Ultimamente John Elkann ha più guai che aiuti di Stato. Ieri, mentre stava preparando le valigie per gli Stati Uniti, il giudice per le indagini preliminari ha disposto per lui l'imputazione coatta per il caso dell'eredità Agnelli: è accusato di «dichiarazione infedele e truffa ai danni dello Stato» sul caso della residenza di nonna Marella, un'altra di famiglia che se ne andò dall'Italia. Come ha detto una persona che conosce bene la dinastia, «alla fine lasceranno a Torino solo due croste di Canaletto».
Comunque. Ieri a regolare i conti con John Elkann che l'altro giorno ha spergiurato di non voler vendere la Juventus, ripetendo la stessa cosa che diceva di Repubblica due mesi fa è arrivato anche Carlo Verdelli, l'ultimo direttore del giornale ai tempi del gruppo L'Espresso: «La nuova gestione Elkann mi licenziò in un giorno. Mi diedero dieci ore per lasciare la redazione». Ora. È vero che andò peggio alla Stampa, dove nello stesso giro di ore arrivarono Massimo Giannini e la Cuzzocrea; ma lì John Elkann uno che trasuda cinismo da ogni sorriso - dimostrò al meglio il suo modo di essere pessimo. D'accordo che «Chi paga, comanda», con buona pace della favoletta della libertà di stampa; ma c'è modo e modo.

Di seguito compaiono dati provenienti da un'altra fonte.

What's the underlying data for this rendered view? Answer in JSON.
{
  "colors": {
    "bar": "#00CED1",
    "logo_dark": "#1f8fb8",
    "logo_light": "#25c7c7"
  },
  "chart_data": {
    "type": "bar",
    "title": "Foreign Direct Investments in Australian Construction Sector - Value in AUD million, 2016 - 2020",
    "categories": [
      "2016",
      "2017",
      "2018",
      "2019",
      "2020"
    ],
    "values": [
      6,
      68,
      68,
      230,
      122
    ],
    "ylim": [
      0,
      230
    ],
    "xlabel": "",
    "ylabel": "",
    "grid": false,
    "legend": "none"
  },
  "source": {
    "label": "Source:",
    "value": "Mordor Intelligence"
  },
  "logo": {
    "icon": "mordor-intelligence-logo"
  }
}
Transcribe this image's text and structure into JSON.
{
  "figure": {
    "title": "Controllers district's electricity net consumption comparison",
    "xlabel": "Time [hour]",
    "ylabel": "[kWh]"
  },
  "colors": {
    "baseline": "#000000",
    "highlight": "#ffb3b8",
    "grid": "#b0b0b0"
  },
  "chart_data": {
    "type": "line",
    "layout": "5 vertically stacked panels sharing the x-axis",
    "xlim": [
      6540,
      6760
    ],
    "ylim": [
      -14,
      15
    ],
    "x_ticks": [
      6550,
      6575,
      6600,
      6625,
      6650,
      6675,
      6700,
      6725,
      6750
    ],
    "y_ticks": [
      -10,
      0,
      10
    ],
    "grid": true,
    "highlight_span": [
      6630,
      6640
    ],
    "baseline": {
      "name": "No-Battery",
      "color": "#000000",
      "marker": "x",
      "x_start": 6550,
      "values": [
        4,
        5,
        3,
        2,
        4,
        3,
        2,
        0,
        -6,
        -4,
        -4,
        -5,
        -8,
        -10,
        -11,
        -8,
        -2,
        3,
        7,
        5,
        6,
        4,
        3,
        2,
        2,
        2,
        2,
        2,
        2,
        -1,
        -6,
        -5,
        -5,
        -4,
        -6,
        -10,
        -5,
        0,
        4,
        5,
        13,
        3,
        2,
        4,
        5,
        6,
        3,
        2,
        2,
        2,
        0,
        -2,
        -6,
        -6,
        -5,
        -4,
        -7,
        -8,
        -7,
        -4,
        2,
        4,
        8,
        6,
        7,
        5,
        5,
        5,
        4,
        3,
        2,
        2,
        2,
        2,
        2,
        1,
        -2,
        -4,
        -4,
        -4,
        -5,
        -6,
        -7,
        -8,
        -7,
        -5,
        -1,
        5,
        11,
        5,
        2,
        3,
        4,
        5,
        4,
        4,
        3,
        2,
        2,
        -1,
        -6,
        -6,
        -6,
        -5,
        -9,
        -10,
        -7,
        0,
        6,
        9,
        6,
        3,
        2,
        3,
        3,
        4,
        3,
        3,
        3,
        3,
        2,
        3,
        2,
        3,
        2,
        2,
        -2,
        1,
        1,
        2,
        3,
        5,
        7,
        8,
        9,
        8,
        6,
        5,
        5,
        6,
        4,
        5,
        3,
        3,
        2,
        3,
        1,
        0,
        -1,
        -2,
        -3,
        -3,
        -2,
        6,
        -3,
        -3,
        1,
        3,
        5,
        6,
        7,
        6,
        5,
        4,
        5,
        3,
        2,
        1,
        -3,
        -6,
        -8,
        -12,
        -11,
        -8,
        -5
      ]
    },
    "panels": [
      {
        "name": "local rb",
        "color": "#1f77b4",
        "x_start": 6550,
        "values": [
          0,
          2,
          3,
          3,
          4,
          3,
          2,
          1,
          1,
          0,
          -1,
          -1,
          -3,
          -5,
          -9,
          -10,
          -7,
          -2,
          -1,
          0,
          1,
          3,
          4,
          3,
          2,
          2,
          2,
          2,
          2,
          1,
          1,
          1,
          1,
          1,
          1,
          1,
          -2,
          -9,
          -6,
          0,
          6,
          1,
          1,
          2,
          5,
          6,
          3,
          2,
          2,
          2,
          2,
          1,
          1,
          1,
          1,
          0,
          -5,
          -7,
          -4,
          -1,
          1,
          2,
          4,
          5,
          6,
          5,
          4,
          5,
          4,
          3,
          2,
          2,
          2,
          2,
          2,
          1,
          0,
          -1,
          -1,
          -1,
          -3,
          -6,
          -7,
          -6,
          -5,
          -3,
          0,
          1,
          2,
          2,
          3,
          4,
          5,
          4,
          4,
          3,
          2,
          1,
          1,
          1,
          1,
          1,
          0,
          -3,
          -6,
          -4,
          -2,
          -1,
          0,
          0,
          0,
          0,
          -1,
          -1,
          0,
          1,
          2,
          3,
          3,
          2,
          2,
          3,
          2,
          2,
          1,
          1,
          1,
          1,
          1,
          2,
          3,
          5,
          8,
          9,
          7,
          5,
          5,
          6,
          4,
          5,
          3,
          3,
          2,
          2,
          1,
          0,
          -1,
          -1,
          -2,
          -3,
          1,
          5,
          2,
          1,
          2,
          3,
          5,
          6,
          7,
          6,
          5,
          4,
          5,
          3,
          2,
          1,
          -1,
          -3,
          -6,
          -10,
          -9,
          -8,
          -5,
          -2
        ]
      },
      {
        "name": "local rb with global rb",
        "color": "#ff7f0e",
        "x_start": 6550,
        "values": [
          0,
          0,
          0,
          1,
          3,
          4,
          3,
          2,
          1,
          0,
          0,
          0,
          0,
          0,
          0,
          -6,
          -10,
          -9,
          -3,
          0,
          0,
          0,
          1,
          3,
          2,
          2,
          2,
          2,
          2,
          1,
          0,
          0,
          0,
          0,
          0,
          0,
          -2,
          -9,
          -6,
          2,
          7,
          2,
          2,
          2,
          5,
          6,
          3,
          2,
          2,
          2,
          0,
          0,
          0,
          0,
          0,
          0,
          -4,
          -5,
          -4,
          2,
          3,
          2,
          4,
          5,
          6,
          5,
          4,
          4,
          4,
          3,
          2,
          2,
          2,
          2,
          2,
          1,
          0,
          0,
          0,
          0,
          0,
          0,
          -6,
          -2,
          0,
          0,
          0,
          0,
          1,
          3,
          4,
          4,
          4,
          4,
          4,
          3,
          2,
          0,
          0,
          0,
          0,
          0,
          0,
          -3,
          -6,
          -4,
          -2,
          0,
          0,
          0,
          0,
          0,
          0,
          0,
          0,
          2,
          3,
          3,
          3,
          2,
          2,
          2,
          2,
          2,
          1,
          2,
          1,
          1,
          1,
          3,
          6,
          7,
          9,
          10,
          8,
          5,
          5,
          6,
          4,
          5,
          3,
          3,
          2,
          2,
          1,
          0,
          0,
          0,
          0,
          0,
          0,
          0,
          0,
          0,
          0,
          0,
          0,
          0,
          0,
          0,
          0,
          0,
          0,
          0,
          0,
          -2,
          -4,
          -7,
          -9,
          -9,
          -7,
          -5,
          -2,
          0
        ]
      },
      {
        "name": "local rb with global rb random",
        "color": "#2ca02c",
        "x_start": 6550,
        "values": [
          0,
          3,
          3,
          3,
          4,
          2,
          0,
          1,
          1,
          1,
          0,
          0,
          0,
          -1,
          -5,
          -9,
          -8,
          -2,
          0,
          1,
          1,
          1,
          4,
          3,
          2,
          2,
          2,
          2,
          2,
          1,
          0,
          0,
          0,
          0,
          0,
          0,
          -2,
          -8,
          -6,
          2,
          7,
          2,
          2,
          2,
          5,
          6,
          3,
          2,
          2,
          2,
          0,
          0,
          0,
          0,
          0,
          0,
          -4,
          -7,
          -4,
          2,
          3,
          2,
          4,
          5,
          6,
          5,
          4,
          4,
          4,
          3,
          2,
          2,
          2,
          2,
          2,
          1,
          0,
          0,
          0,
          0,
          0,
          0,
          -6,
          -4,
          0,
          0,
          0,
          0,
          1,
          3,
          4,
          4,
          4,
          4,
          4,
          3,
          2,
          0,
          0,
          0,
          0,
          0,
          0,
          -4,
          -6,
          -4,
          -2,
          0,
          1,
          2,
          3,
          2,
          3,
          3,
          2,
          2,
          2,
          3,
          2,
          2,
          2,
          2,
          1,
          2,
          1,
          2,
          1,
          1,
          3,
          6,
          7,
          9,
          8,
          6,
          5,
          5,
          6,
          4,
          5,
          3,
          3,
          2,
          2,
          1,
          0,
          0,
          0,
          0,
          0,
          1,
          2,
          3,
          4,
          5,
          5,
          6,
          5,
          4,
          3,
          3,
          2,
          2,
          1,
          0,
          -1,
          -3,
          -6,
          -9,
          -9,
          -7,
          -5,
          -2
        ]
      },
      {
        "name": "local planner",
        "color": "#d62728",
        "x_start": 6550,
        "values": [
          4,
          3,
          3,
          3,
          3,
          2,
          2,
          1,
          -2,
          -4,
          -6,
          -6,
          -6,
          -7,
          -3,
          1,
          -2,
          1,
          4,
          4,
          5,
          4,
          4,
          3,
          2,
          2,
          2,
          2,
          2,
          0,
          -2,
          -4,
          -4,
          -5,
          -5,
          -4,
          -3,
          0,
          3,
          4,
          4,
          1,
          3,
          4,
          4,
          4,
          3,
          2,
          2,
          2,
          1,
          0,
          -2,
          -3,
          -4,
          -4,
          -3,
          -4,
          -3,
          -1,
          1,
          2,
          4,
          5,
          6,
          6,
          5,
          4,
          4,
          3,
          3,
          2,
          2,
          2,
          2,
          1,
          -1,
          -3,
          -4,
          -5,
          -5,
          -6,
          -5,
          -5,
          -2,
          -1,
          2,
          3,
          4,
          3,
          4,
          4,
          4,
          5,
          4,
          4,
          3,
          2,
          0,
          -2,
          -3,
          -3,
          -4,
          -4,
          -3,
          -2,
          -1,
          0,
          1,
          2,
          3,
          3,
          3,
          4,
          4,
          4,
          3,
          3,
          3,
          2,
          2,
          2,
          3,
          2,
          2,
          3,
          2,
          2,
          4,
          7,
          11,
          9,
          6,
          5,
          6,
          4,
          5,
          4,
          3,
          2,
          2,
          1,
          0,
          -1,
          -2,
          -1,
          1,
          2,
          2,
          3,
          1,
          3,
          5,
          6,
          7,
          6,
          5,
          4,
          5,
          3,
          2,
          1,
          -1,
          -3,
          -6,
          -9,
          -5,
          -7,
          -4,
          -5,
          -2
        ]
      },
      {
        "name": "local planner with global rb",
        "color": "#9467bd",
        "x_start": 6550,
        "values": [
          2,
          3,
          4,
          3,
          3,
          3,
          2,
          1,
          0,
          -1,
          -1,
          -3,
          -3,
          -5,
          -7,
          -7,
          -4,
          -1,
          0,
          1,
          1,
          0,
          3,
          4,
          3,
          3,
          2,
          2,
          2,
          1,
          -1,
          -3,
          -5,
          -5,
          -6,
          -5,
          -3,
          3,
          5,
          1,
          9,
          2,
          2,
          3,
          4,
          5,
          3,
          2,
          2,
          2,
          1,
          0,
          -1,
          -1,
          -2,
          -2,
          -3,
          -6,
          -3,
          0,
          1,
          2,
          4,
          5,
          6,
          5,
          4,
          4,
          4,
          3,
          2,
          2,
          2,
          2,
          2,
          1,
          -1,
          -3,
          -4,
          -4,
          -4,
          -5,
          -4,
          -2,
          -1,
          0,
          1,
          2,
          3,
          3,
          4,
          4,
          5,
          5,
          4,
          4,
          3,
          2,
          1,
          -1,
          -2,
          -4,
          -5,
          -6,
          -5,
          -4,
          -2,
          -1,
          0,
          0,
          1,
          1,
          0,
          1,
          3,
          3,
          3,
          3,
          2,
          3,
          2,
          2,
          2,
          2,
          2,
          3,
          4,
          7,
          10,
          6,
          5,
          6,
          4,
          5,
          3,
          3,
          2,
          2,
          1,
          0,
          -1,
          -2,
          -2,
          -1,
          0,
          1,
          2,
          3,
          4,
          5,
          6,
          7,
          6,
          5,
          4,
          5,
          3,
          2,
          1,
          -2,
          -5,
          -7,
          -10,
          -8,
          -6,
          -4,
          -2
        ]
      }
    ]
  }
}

E a John manca tutto dell'Avvocato, a partire dallo stile, persino peggio dei suoi look.E per il resto, è vero che i figli non sono mai come i padri e i nipoti come i nonni. Ma neppure i fratelli fra di loro. E alla fine si scoprì che a John, persino Lapo, l'abbacchio degli Agnelli, gli dà una pista.